Canada No. 1 In Hard-Core Sex Video Gaming

Virtually JennaMONTREAL – When it comes to hard-core sex video games, it seems Canada leads the way.
Brenda Brathwaite, a game designer and professor at Georgia’s Savannah College of Art & Design, says “Virtually Jenna: The Official Video Game of Jenna Jameson” is the “state of the art” in sex games. The game is the brainchild of Vancouver entrepreneur Brad Abram, president of XStream3D Multimedia Inc.
“Probably the most hard-core title comes out of Canada,” Brathwaite told a seminar Thursday at the Montreal International Game Summit.
For “Virtually Jenna,” Abram essentially took the same personalization software that allows programmers to put star athletes into sports games and used it to bring porn stars to life on the PC. His cyber-sex world is graphic, with almost nothing left to the imagination.
“That’s where it (the genre) is going, made by your fellow Canadians,” Brathwaite said after screening samples of the game.
Brathwaite, a 24-year veteran of the gaming industry and author of the book “Sex in Video Games,” is no prude.
“I probably have more porn than all the guys in this room added together,” she told her audience. “You write a book on sex, you collect this crap.”
Her argument is that sex is part of movies, literature and art, so why not video games.
“In any other medium, if they said ‘you can’t have sex,’ artists would be outraged. They would stand up and say ‘To hell with you … don’t tell me what I can do. This is my creative freedom.’ “
Brathwaite joked that if “Brokeback Mountain” went through video gaming’s rating system, “it would be two guys sitting on a bench talking about how they possibly liked each other and it would still be rated M (for Mature).”
“The M rating in video games is so much lower than the R rating in movies,” she added. “What’s acceptable in an R-rated movie is not acceptable in an M-rated game.”
M games are rated for 17 and older. AO is Adults Only, for 18 and above, but only one per cent of video games are AO-rated.
The sex in mainstream titles, where it exists, is pretty tame, Brathwaite indicated.
“The stuff that you see in ‘GTA 3’ (‘Grand Theft Auto 3’) as far as sex goes, you see in (TV’s) ‘Happy Days,’ ” she said. “Truly. There have been ‘Happy Days’ episodes when somebody’s in a car and the car moves a little. That’s what people see in ‘GTA 3’ when you get into a car with a woman.”
But sex has often found its way into games unofficially, she said, noting that hackers have managed to inject adult material into almost all PC games. And entrepreneurs have even designed vibrators that attach to game controllers.

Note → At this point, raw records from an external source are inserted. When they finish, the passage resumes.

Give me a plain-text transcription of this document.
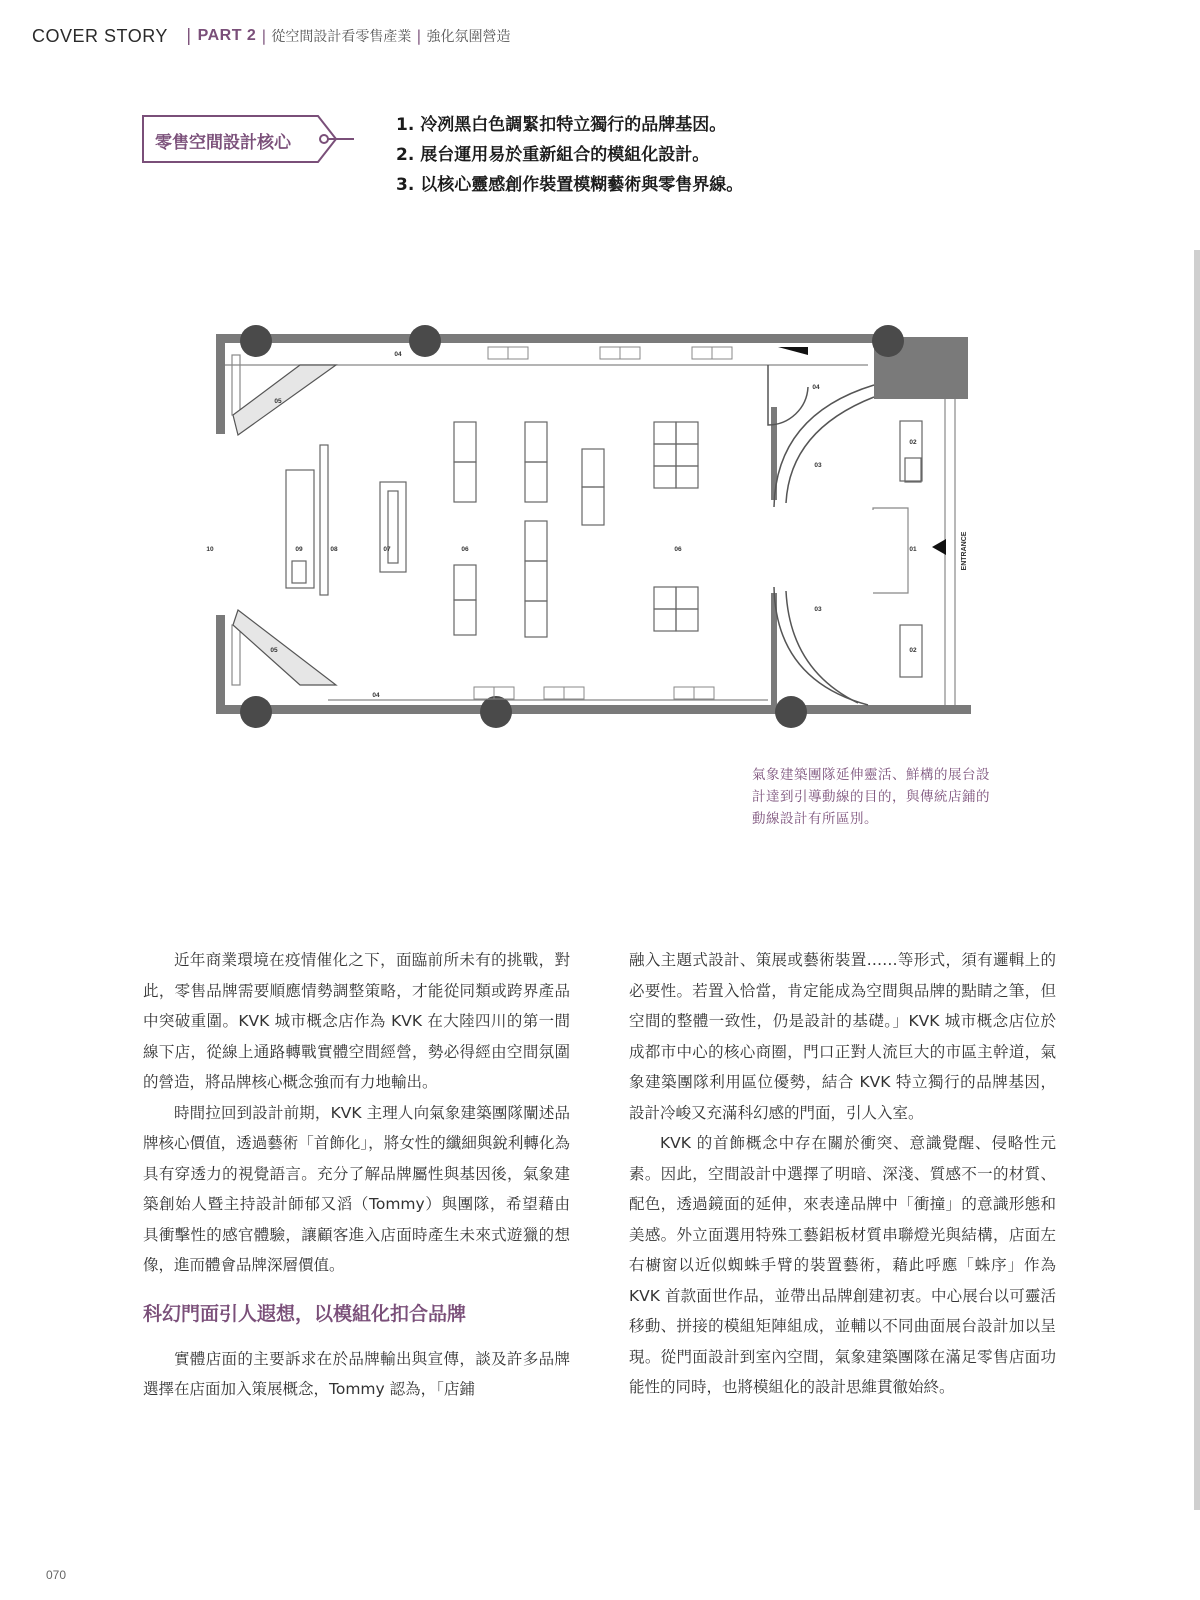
COVER STORY | PART 2 | 從空間設計看零售產業 | 強化氛圍營造
零售空間設計核心
1. 冷冽黑白色調緊扣特立獨行的品牌基因。
2. 展台運用易於重新組合的模組化設計。
3. 以核心靈感創作裝置模糊藝術與零售界線。
10	09	08	07	06	06
05
05
04
04
04
03
03
02
02
01	ENTRANCE
氣象建築團隊延伸靈活、鮮構的展台設計達到引導動線的目的，與傳統店鋪的動線設計有所區別。

近年商業環境在疫情催化之下，面臨前所未有的挑戰，對此，零售品牌需要順應情勢調整策略，才能從同類或跨界產品中突破重圍。KVK 城市概念店作為 KVK 在大陸四川的第一間線下店，從線上通路轉戰實體空間經營，勢必得經由空間氛圍的營造，將品牌核心概念強而有力地輸出。

時間拉回到設計前期，KVK 主理人向氣象建築團隊闡述品牌核心價值，透過藝術「首飾化」，將女性的纖細與銳利轉化為具有穿透力的視覺語言。充分了解品牌屬性與基因後，氣象建築創始人暨主持設計師郁又滔（Tommy）與團隊，希望藉由具衝擊性的感官體驗，讓顧客進入店面時產生未來式遊獵的想像，進而體會品牌深層價值。

科幻門面引人遐想，以模組化扣合品牌

實體店面的主要訴求在於品牌輸出與宣傳，談及許多品牌選擇在店面加入策展概念，Tommy 認為，「店鋪

融入主題式設計、策展或藝術裝置……等形式，須有邏輯上的必要性。若置入恰當，肯定能成為空間與品牌的點睛之筆，但空間的整體一致性，仍是設計的基礎。」KVK 城市概念店位於成都市中心的核心商圈，門口正對人流巨大的市區主幹道，氣象建築團隊利用區位優勢，結合 KVK 特立獨行的品牌基因，設計冷峻又充滿科幻感的門面，引人入室。

KVK 的首飾概念中存在關於衝突、意識覺醒、侵略性元素。因此，空間設計中選擇了明暗、深淺、質感不一的材質、配色，透過鏡面的延伸，來表達品牌中「衝撞」的意識形態和美感。外立面選用特殊工藝鋁板材質串聯燈光與結構，店面左右櫥窗以近似蜘蛛手臂的裝置藝術，藉此呼應「蛛序」作為 KVK 首款面世作品，並帶出品牌創建初衷。中心展台以可靈活移動、拼接的模組矩陣組成，並輔以不同曲面展台設計加以呈現。從門面設計到室內空間，氣象建築團隊在滿足零售店面功能性的同時，也將模組化的設計思維貫徹始終。

070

The next avenue for sex in games is massively multiplayer online (MMO) PC games, Brathwaite said.
“There’s lot of stuff going on in virtual worlds, lots and lots. If you’ve ever played an MMO and you see two people lying down side by side, they’re not just tired” – they’re having cyber-sex.
Brathwaite calls “Second Life,” an online community set in a 3-D world, “the absolute granddaddy of emergent sex.”
“When you give people tools to create whatever they want, they create penises and sex, that’s what they do.”
MMO games that build in the potential for eroticism are coming, she said, with virtual worlds allowing people who have met online to talk safely.
“It’s sure as hell safer than going to a (real world) coffee shop with the dude,” Brathwaite said.
In other MMO games, players have protested over inequity in their make-believe world.
In “World of Warcraft,” gamers launched their own Pride march and even a gay cruise when game administrators objected to someone who wanted to form a gay and lesbian guild. The administrators eventually changed their position.
During her presentation, Brathwaite listed off reams of games with degrees of sex in them, from “God of War” to the family-friendly “Zoo Tycoon” (the goal is to make zoo animals happy so they reproduce).
And while there are some games for gays, Brathwaite says she constantly hears from women “Where’s the sex game for me?”